OS EFEITOS DO USO DE COMPOSTOS NATURAIS

Vejamos, agora, de que maneira a Natureza colabora com a Agricultura Natural. Quando se trata do cultivo de arroz em terreno alagado, procede-se ao corte da palha em pedaços bem pequenos, os quais serão misturados ao solo, para aquecê-lo. No caso do cultivo em terra firme, misturar-se-ão folhas e capins secos, apodrecidos até que suas nervuras fiquem macias. A razão disso é que, quando o solo está endurecido, o desenvolvimento das raízes fica dificultado, porque as pontas encontram resistência. Atualmente, dizem ser bom que o ar vá até as raízes, mas não é verdade, pois não há nenhuma razão para isso. Apenas, se ele chega até elas, é porque o solo não está endurecido. No caso de produtos cujas raízes não se aprofundam muito no solo, o ideal seria misturar, a este, compostos de folhas e capins; para os produtos de raízes profundas, deve-se preparar um leito composto de folhas de árvores a mais ou menos 35 cm de profundidade. Isso servirá para aquecer a terra. Variando a profundidade das raízes, o leito será formado na proporção adequada.

Geralmente as pessoas pensam que nos compostos naturais existem elementos fertilizantes, mas isso não corresponde à realidade. O papel desempenhado por eles é o de aquecer o solo, não o deixando endurecer. No caso de ressecamento do solo junto às raízes, devem-se colocar os compostos naturais numa espessura apropriada, pois isso conserva a umidade do solo. São esses os três benefícios dos compostos naturais.

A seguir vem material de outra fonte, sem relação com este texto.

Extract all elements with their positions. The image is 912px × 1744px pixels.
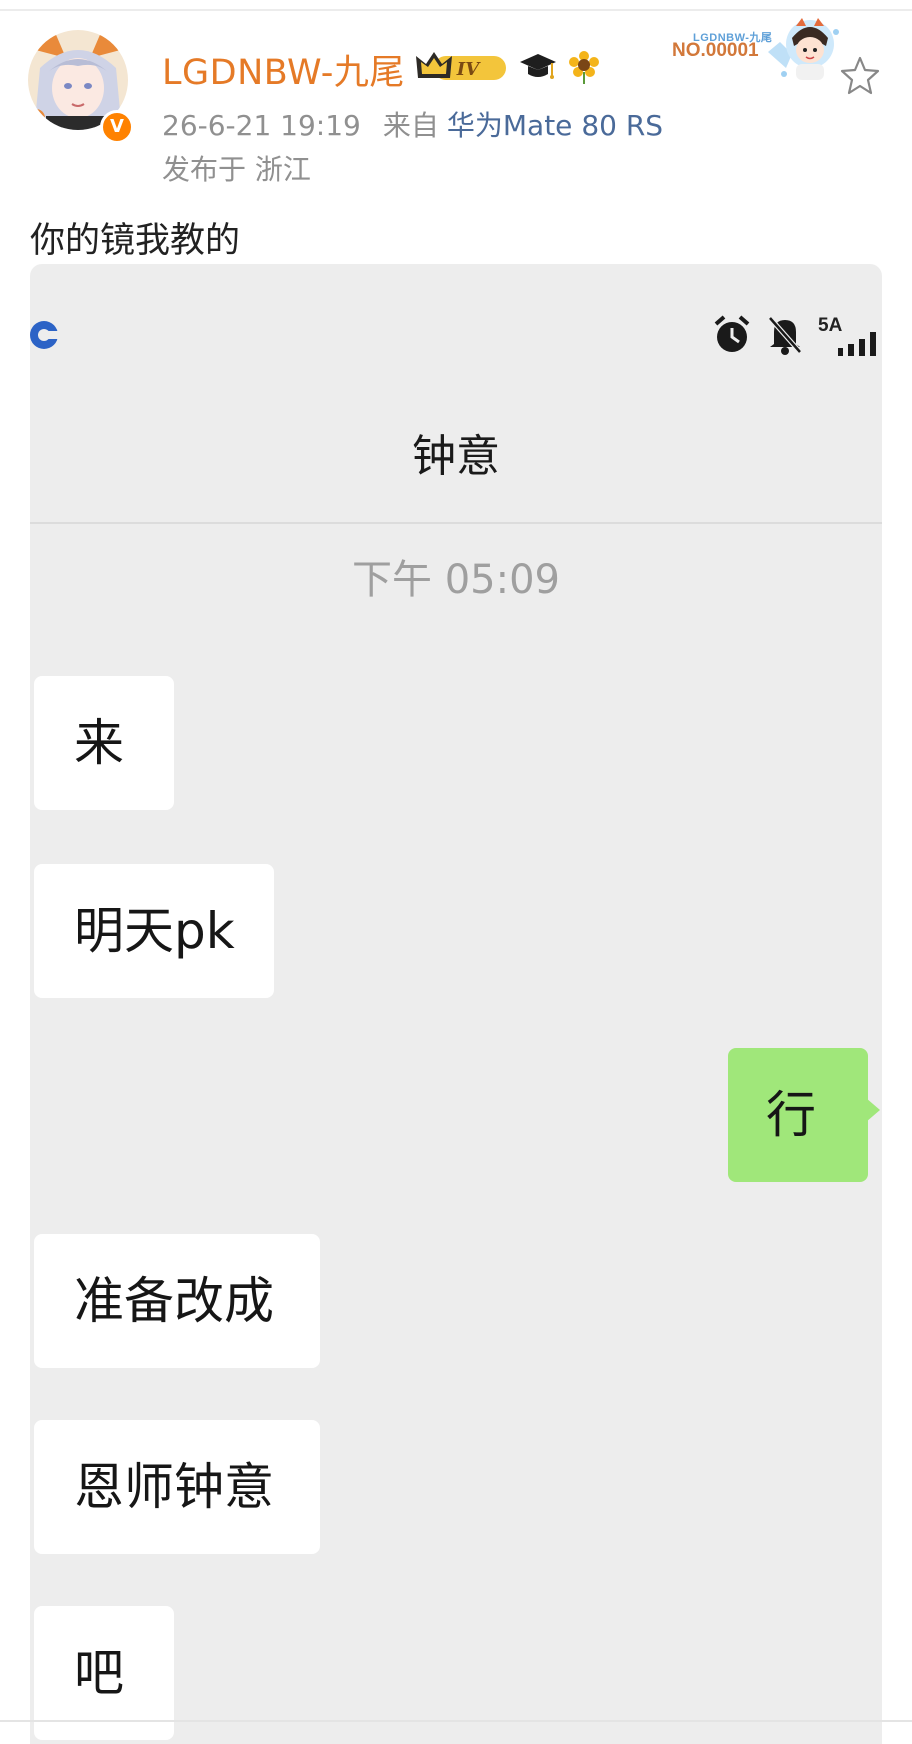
incoming-message-bubble[interactable]: 明天pk xyxy=(34,864,274,998)
bubble-tail xyxy=(866,1098,880,1122)
incoming-message-bubble[interactable]: 恩师钟意 xyxy=(34,1420,320,1554)
message-text: 行 xyxy=(766,1086,816,1144)
graduation-cap-icon xyxy=(520,54,556,79)
star-icon[interactable] xyxy=(838,54,882,98)
title-divider xyxy=(30,522,882,524)
message-text: 吧 xyxy=(74,1644,124,1702)
message-time-label: 下午 05:09 xyxy=(352,557,560,603)
embedded-chat-screenshot[interactable]: 5A 钟意 下午 05:09 来 明天pk 行 准备改成 恩师钟意 吧 xyxy=(30,264,882,1744)
crown-icon: IV xyxy=(416,52,506,80)
device-link[interactable]: 华为Mate 80 RS xyxy=(447,109,663,142)
message-text: 来 xyxy=(74,714,124,772)
incoming-message-bubble[interactable]: 准备改成 xyxy=(34,1234,320,1368)
signal-icon xyxy=(838,332,876,356)
mute-icon xyxy=(768,316,802,355)
alarm-icon xyxy=(714,315,750,352)
post-meta: 26-6-21 19:19 来自 华为Mate 80 RS xyxy=(162,104,663,144)
post-text: 你的镜我教的 xyxy=(30,221,241,261)
vip-level-label: IV xyxy=(456,59,481,80)
post-timestamp: 26-6-21 19:19 xyxy=(162,109,361,142)
fan-card-number: NO.00001 xyxy=(672,40,759,61)
bottom-divider xyxy=(0,1720,912,1722)
outgoing-message-bubble[interactable]: 行 xyxy=(728,1048,880,1182)
top-divider xyxy=(0,9,912,11)
post-location: 发布于 浙江 xyxy=(162,153,311,186)
source-label: 来自 xyxy=(382,109,439,142)
chat-title: 钟意 xyxy=(412,431,500,482)
sunflower-icon xyxy=(569,51,599,84)
username[interactable]: LGDNBW-九尾 xyxy=(162,44,405,95)
app-logo-icon xyxy=(30,321,60,349)
incoming-message-bubble[interactable]: 来 xyxy=(34,676,174,810)
message-text: 恩师钟意 xyxy=(74,1458,274,1516)
message-text: 准备改成 xyxy=(74,1272,274,1330)
verified-badge-icon: V xyxy=(100,110,134,144)
message-text: 明天pk xyxy=(74,902,235,960)
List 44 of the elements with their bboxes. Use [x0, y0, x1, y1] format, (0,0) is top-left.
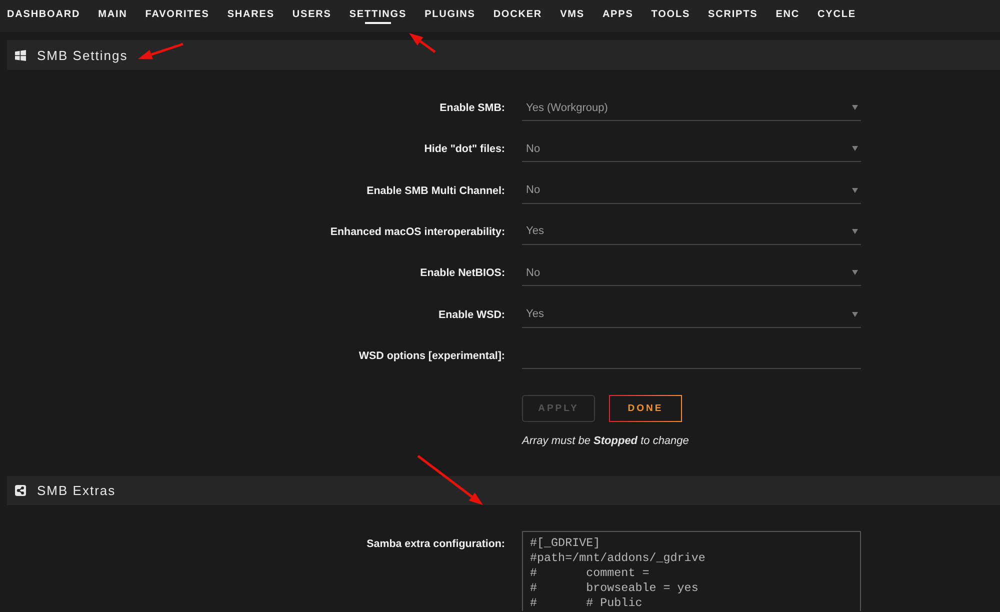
caret-icon	[852, 270, 858, 276]
windows-logo-icon	[15, 50, 26, 60]
annotation-arrow	[417, 455, 483, 505]
nav-tab[interactable]: ENC	[776, 8, 800, 24]
dropdown[interactable]: No	[522, 178, 861, 204]
note-text: Array must be Stopped to change	[522, 434, 689, 448]
dropdown[interactable]: No	[522, 136, 861, 162]
field-label: Enable SMB Multi Channel:	[366, 184, 505, 197]
field-label: Enable NetBIOS:	[420, 267, 505, 280]
dropdown[interactable]: Yes (Workgroup)	[522, 95, 861, 121]
nav-tab[interactable]: TOOLS	[651, 8, 690, 24]
share-icon	[15, 484, 26, 496]
nav-tab[interactable]: SETTINGS	[349, 8, 407, 24]
nav-tab[interactable]: PLUGINS	[424, 8, 476, 24]
annotation-arrow	[409, 33, 436, 53]
nav-tab[interactable]: FAVORITES	[145, 8, 210, 24]
nav-tab[interactable]: SHARES	[227, 8, 274, 24]
dropdown[interactable]: Yes	[522, 218, 861, 245]
field-label: Samba extra configuration:	[366, 538, 505, 550]
nav-tab[interactable]: APPS	[602, 8, 634, 24]
caret-icon	[852, 312, 858, 317]
field-label: Hide "dot" files:	[424, 143, 505, 156]
nav-tab[interactable]: DOCKER	[493, 8, 542, 24]
annotation-arrow	[138, 42, 184, 60]
field-label: Enable WSD:	[438, 308, 505, 321]
nav-tab[interactable]: VMS	[560, 8, 584, 24]
nav-tab[interactable]: DASHBOARD	[7, 8, 80, 24]
section-title: SMB Settings	[37, 48, 128, 62]
config-textarea[interactable]: #[_GDRIVE] #path=/mnt/addons/_gdrive # comment = # browseable = yes # # Public	[522, 530, 861, 611]
nav-tab[interactable]: SCRIPTS	[708, 8, 758, 24]
nav-tab[interactable]: MAIN	[98, 8, 128, 24]
nav-tab[interactable]: CYCLE	[818, 8, 856, 24]
field-label: Enhanced macOS interoperability:	[330, 226, 505, 238]
caret-icon	[852, 188, 858, 193]
field-label: WSD options [experimental]:	[358, 350, 505, 362]
action-button[interactable]: DONE	[609, 394, 682, 422]
caret-icon	[852, 146, 858, 152]
caret-icon	[852, 228, 858, 234]
dropdown[interactable]: No	[522, 260, 861, 286]
dropdown[interactable]: Yes	[522, 302, 861, 328]
section-title: SMB Extras	[37, 482, 116, 498]
field-label: Enable SMB:	[440, 102, 505, 114]
nav-tab[interactable]: USERS	[292, 8, 332, 24]
caret-icon	[852, 105, 858, 110]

Como se poderá perceber pelo que foi dito acima, o mais importante na Agricultura Natural é vivificar o solo. Vivificar o solo significa conservá-lo sempre puro, não utilizando matérias impuras como os adubos. Dessa forma, já que não existem obstáculos, ele pode manifestar suficientemente a sua capacidade original. É engraçado que os agricultores falem em ` `deixar o solo descansar”. Trata-se, também, de um grande erro. Quanto mais cultivado, melhor será o solo. Em termos humanos, quanto mais se trabalha, mais saúde se tem; quanto mais se descansa, mais fraco se fica. Os agricultores, ao contrário, acreditam que, quanto mais se cultiva o solo, mais fraco ele vai ficando, devido ao consumo dos seus nutrientes por parte dos produtos agrícolas. Assim, procuram beneficiá-lo dando-lhe repouso, ou seja, suspendem as culturas repetitivas, mudando sempre a área de plantio. Isto é uma idiotice.

CULTURA REPETITIVA, COLHEITA FARTA

De acordo com o nosso método, a cultura repetitiva é uma prática muito recomendável. Uma prova disso é que estou cultivando milho, pelo sétimo ano consecutivo, em Gora-Hakone, numa terra em que há mistura de pequenas pedras. Apesar da má qualidade da terra, as espigas são mais longas que o normal, e os grãos, juntinhos e enfileirados, são adocicados, macios e saborosos.

Para justificar a cultura repetitiva, basta lembrar a capacidade inerente ao solo de se adaptar ao produto que é plantado. Compreenderemos isso muito bem se fizermos uma comparação com o ser humano. As pessoas que executam trabalhos braçais têm seus músculos desenvolvidos; quando se trata de atividade intelectual, é o cérebro que se desenvolve. Por essa mesma razão, quem muda constantemente de profissão ou de residência não obtém sucesso, o que nos leva a concluir o quanto estiveram errados os agricultores até hoje.

AS BOAS-NOVAS PARA A SERICULTURA

Finalizando, gostaria de dizer que, se cultivarmos o bicho-da-seda com folhas de amoreira tratada sem adubos, ele não adoecerá, seus fios serão de muito boa qualidade, resistentes, brilhantes, e a produção aumentará. Tal prática ocasionaria uma grande evolução no mundo da sericultura e traria incalculáveis benefícios à economia do país.